I think they are nesting near the waterhole at the free camp, burrowing into all that softened clay beside the creek.  One of them swooped me the other day.  I have never been swooped by a bee-eater before.  They seem to be a usually placid bird.  If they are nesting does this mean the end of the all too brief rains?  Residents here are hoping for February rains to see them through the Dry.  This area is has been drought declared for a long time now.  Bee-eaters are supposed to nest only before and after the Wet. There are a lot of Bee-eaters along the banks of creeks and rivers here. Hopefully they consider this period the before the Wet.

Tuesday, February 3, 2015

Rufous Throated Honeyeater, White Bellied Cuckoo Shrike, Willie Wagtail



 Early one morning on the day following my son’s arrival back in Australia after three years working overseas he emerged grey faced and jetlagged from his bedroom muttering, “I can’t believe how noisy Australia is.”  As we were then staying 15 minutes from town and the nearest neighbour was almost a kilometre away, I was confused.  He said, “The birds. Australian birds must be the noisiest in the world.” 

I’m not sure how true this is, but in the Australian bush there are dozens of small birds that add layers of sound to the environment.

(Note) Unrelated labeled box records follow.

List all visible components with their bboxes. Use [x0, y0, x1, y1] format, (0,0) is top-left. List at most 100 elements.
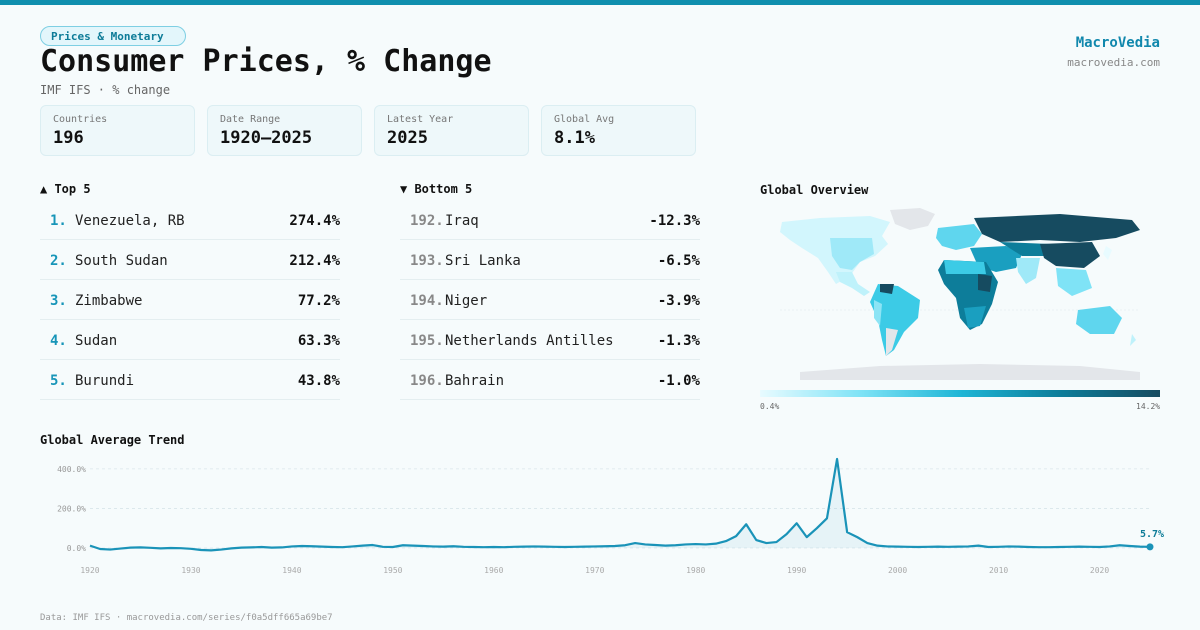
- global-average-trend-chart[interactable]: 0.0% 200.0% 400.0% 1920 1930 1940 1950 1960 1970…: [40, 455, 1170, 585]
- stat-card-countries: Countries 196: [40, 105, 195, 156]
- trend-heading: Global Average Trend: [40, 433, 185, 447]
- footer-source: Data: IMF IFS · macrovedia.com/series/f0…: [40, 613, 333, 623]
- country-name: Burundi: [75, 373, 135, 389]
- map-legend-min: 0.4%: [760, 402, 780, 411]
- map-region-china: [1040, 242, 1100, 268]
- rank-number: 195.: [410, 333, 444, 349]
- top5-list: 1. Venezuela, RB 274.4% 2. South Sudan 2…: [40, 201, 340, 401]
- rank-number: 193.: [410, 253, 444, 269]
- map-region-central-america: [836, 272, 870, 296]
- country-name: Bahrain: [445, 373, 505, 389]
- country-name: Sudan: [75, 333, 118, 349]
- stat-label: Global Avg: [554, 114, 615, 125]
- bottom5-row[interactable]: 194. Niger -3.9%: [400, 281, 700, 320]
- x-tick-label: 1960: [484, 566, 503, 575]
- map-legend-max: 14.2%: [1136, 402, 1161, 411]
- country-value: -3.9%: [657, 293, 700, 309]
- stat-value: 8.1%: [554, 128, 595, 148]
- map-region-andes: [874, 300, 882, 326]
- stat-label: Date Range: [220, 114, 281, 125]
- top5-row[interactable]: 1. Venezuela, RB 274.4%: [40, 201, 340, 240]
- map-region-argentina: [886, 328, 898, 356]
- stat-label: Countries: [53, 114, 108, 125]
- page-title: Consumer Prices, % Change: [40, 44, 492, 79]
- x-tick-label: 2000: [888, 566, 907, 575]
- map-region-venezuela: [880, 284, 894, 294]
- x-tick-label: 1930: [181, 566, 200, 575]
- page-subtitle: IMF IFS · % change: [40, 83, 171, 97]
- top-accent-bar: [0, 0, 1200, 5]
- x-tick-label: 1980: [686, 566, 705, 575]
- country-value: -1.3%: [657, 333, 700, 349]
- bottom5-row[interactable]: 196. Bahrain -1.0%: [400, 361, 700, 400]
- map-region-south-america: [870, 284, 920, 356]
- trend-end-point: [1146, 543, 1154, 551]
- rank-number: 194.: [410, 293, 444, 309]
- map-region-se-asia: [1056, 268, 1092, 296]
- rank-number: 192.: [410, 213, 444, 229]
- map-legend-bar: [760, 390, 1160, 397]
- x-tick-label: 1920: [80, 566, 99, 575]
- y-tick-label: 400.0%: [57, 465, 86, 474]
- country-name: Niger: [445, 293, 488, 309]
- x-tick-label: 1940: [282, 566, 301, 575]
- rank-number: 4.: [50, 333, 67, 349]
- country-value: -12.3%: [649, 213, 700, 229]
- y-tick-label: 0.0%: [67, 544, 86, 553]
- map-region-north-africa: [944, 260, 986, 274]
- rank-number: 3.: [50, 293, 67, 309]
- top5-row[interactable]: 3. Zimbabwe 77.2%: [40, 281, 340, 320]
- map-region-greenland: [890, 208, 935, 230]
- trend-end-label: 5.7%: [1140, 529, 1164, 540]
- stat-card-date-range: Date Range 1920–2025: [207, 105, 362, 156]
- brand-name[interactable]: MacroVedia: [1075, 35, 1160, 51]
- brand-url[interactable]: macrovedia.com: [1067, 56, 1160, 69]
- map-region-australia: [1076, 306, 1122, 334]
- country-name: Netherlands Antilles: [445, 333, 614, 349]
- map-region-india: [1016, 258, 1040, 284]
- rank-number: 2.: [50, 253, 67, 269]
- country-value: -1.0%: [657, 373, 700, 389]
- map-region-sudan: [978, 274, 992, 292]
- top5-heading: ▲ Top 5: [40, 182, 91, 196]
- bottom5-row[interactable]: 195. Netherlands Antilles -1.3%: [400, 321, 700, 360]
- top5-row[interactable]: 4. Sudan 63.3%: [40, 321, 340, 360]
- country-value: 63.3%: [297, 333, 340, 349]
- stat-value: 1920–2025: [220, 128, 313, 148]
- stat-value: 2025: [387, 128, 428, 148]
- country-value: -6.5%: [657, 253, 700, 269]
- map-region-southern-africa: [964, 306, 986, 328]
- stat-value: 196: [53, 128, 84, 148]
- country-value: 212.4%: [289, 253, 340, 269]
- x-tick-label: 2010: [989, 566, 1008, 575]
- map-region-antarctica: [800, 364, 1140, 380]
- country-name: Zimbabwe: [75, 293, 143, 309]
- bottom5-heading: ▼ Bottom 5: [400, 182, 473, 196]
- top5-row[interactable]: 5. Burundi 43.8%: [40, 361, 340, 400]
- rank-number: 5.: [50, 373, 67, 389]
- map-region-russia: [974, 214, 1140, 242]
- bottom5-row[interactable]: 193. Sri Lanka -6.5%: [400, 241, 700, 280]
- country-value: 43.8%: [297, 373, 340, 389]
- world-choropleth-map[interactable]: [760, 200, 1160, 385]
- stat-card-global-avg: Global Avg 8.1%: [541, 105, 696, 156]
- x-tick-label: 1990: [787, 566, 806, 575]
- country-value: 77.2%: [297, 293, 340, 309]
- country-name: Sri Lanka: [445, 253, 521, 269]
- map-region-europe: [936, 224, 982, 250]
- trend-line: [89, 457, 1151, 552]
- map-region-japan: [1103, 246, 1112, 260]
- category-tag[interactable]: Prices & Monetary: [40, 26, 186, 46]
- x-tick-label: 2020: [1090, 566, 1109, 575]
- stat-label: Latest Year: [387, 114, 454, 125]
- country-name: South Sudan: [75, 253, 168, 269]
- map-region-usa: [830, 238, 874, 270]
- country-name: Venezuela, RB: [75, 213, 185, 229]
- x-tick-label: 1970: [585, 566, 604, 575]
- map-region-new-zealand: [1130, 334, 1136, 346]
- map-heading: Global Overview: [760, 183, 869, 197]
- top5-row[interactable]: 2. South Sudan 212.4%: [40, 241, 340, 280]
- y-tick-label: 200.0%: [57, 504, 86, 513]
- bottom5-row[interactable]: 192. Iraq -12.3%: [400, 201, 700, 240]
- country-value: 274.4%: [289, 213, 340, 229]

Yesterday afternoon we made the mistake of taking a picnic out to a floodway on the Old Normanton Road.  Why a mistake?  The sky was blue, the birds were singing, the creek was running, and there were flies in the millions.  Trying to breathe without inhaling a fly was difficult enough, trying to eat without taking in a mouthful of flies was an impossibility.  


Insects are breeding by the billion in the west at the moment.  The trees and grasses are flowering and the bird noise could wake the dead.  So there was some compensation for the discomforting flies.  Peewees, magpies and crows were making a racket.  The usual black kite keeping a close watch on me was joined by a pair of white bellied cuckoo shrike perching high on dead branches and a rufous throated honey eater hiding in the spikey foliage of a Prickly Acacia.  Meanwhile a willie wagtail chattered and complained when I drew too close to her nest.

When we arrived home we had to vacuum out the hundreds of flies that had ended up in the car.